High residential prices not indicative of bubble

High residential prices not indicative of bubble

Posted on Thursday, May 15 2014 at 9:27 AM

Increased residential property prices in Sydney, Melbourne and Brisbane are a result of normal market movement and not indicative of a property bubble, according to a survey by the Australian Property Institute (API).

Seventy-four per cent of respondents to the 32nd
API Australian Property
Directions Survey
believe that increased
residential property prices in Brisbane are a normal market movement, while 59
per cent of respondents thought the same of the Melbourne market.

The result was more varied for the Sydney
residential market, with 40 per cent of respondents believing increased prices
were normal market movement and 36 per cent believing it was a temporary spike.

Aldo Galante, API Victoria president, says that
when the current historically low interest rates were taken into account, the
movement in prices was expected.

“Approximately 50 per cent of respondents named
low interest rates as a significant driver for increased demand and prices
across Sydney, Melbourne and Brisbane,” Galante says.

“While price growth has slowed, we believe that
significant falls in prices are unlikely.”

Many first homebuyers have found it difficult to
enter the property market, with survey respondents naming housing
affordability, competition from residential property investors and the lack of
government subsidies as the three main factors impacting this group.

“Unfortunately there are numerous factors
working against first homebuyers,” Galante says.

“There’s a limited supply of affordable housing
across Sydney, Melbourne and Brisbane, and much of this is being purchased by
those investing in property, both inside and outside of Self-Managed Super Funds,
as well as by existing homeowners looking to upgrade their family home.

“The effect of this is most strongly felt in
Sydney, where residential property prices have increased significantly. With
many first homebuyers being priced out of the owner-occupier market.

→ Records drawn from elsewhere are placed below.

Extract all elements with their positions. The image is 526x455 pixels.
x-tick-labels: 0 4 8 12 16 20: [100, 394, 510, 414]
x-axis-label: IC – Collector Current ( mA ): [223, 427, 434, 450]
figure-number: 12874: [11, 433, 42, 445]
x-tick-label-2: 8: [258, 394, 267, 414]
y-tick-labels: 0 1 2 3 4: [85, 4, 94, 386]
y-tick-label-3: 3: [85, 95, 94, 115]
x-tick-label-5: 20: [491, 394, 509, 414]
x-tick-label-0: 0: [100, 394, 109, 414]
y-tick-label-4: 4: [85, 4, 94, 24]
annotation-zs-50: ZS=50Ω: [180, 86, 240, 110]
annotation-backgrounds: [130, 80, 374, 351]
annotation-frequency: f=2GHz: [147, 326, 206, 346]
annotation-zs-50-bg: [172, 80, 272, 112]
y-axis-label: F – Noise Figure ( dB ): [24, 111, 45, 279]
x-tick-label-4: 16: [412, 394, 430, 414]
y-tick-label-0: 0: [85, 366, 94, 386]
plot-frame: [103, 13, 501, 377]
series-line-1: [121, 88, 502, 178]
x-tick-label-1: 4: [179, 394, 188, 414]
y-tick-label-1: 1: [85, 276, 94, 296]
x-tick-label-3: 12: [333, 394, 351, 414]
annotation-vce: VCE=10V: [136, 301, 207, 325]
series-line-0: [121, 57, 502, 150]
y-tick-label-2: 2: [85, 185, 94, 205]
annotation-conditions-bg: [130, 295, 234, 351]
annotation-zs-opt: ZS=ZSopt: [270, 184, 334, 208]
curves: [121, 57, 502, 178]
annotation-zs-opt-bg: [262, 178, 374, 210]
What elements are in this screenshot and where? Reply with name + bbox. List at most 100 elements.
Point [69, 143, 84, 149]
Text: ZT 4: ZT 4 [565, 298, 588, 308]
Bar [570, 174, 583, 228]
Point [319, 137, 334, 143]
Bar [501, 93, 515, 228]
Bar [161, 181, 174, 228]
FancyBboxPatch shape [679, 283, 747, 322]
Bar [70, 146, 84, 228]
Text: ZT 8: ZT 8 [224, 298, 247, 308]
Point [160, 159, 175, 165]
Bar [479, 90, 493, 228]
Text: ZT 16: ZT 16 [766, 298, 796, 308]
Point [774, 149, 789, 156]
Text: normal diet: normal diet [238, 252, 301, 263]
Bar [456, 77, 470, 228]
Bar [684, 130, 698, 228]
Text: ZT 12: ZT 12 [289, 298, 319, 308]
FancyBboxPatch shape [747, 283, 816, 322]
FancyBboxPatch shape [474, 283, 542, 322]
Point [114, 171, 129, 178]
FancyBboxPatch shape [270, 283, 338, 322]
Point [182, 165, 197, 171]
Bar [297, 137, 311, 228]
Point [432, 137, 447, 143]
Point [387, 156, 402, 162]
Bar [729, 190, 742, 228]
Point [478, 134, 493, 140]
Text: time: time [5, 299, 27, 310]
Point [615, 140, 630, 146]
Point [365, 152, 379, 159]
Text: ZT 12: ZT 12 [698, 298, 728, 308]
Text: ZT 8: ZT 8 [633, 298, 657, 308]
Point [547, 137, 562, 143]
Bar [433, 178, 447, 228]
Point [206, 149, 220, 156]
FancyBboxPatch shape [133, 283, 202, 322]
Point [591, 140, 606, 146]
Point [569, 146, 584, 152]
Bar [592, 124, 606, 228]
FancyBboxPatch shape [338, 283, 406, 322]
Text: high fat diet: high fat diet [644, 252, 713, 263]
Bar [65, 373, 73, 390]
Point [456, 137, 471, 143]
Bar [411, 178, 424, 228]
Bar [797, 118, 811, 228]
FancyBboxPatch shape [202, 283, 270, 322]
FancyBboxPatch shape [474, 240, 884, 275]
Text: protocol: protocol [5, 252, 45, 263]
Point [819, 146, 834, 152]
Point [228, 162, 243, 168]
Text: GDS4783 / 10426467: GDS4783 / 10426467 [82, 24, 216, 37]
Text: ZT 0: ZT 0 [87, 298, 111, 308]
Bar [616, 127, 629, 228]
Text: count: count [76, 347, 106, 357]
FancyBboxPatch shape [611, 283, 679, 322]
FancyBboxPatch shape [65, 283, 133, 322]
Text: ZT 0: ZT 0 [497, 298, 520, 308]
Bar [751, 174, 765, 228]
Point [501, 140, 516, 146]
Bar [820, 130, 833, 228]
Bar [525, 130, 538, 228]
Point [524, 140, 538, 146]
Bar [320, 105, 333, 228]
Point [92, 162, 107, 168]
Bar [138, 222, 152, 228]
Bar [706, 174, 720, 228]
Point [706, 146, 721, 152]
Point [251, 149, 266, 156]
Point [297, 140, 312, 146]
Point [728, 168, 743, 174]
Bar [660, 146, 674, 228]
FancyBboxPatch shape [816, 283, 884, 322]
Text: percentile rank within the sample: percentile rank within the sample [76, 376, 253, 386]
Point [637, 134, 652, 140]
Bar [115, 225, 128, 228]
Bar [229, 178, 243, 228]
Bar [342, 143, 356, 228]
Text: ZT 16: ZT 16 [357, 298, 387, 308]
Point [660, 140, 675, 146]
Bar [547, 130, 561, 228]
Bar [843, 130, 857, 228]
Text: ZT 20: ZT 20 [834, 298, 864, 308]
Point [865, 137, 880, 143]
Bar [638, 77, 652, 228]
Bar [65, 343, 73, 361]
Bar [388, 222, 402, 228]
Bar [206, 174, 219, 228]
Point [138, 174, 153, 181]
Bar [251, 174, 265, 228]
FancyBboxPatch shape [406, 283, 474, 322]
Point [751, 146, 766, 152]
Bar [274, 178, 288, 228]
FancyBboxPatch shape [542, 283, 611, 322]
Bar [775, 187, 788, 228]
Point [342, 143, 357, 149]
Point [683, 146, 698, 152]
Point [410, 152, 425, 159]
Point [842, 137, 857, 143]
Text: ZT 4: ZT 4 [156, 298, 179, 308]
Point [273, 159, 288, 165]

“As a result, there are a growing number of
first homebuyers who are choosing to enter the market by buying an investment
property rather than a place of residence.

“This allows them to get on the property ladder
by buying a more affordable property in an area they can afford to buy in, but
wouldn’t necessarily choose to live in.”

Sydney’s residential property market is expected
to peak in late 2014, with Melbourne’s market approximately six months behind.
The majority of respondents also believed that interest rates would remain similar
for the next 12 months, but move higher over the next three years.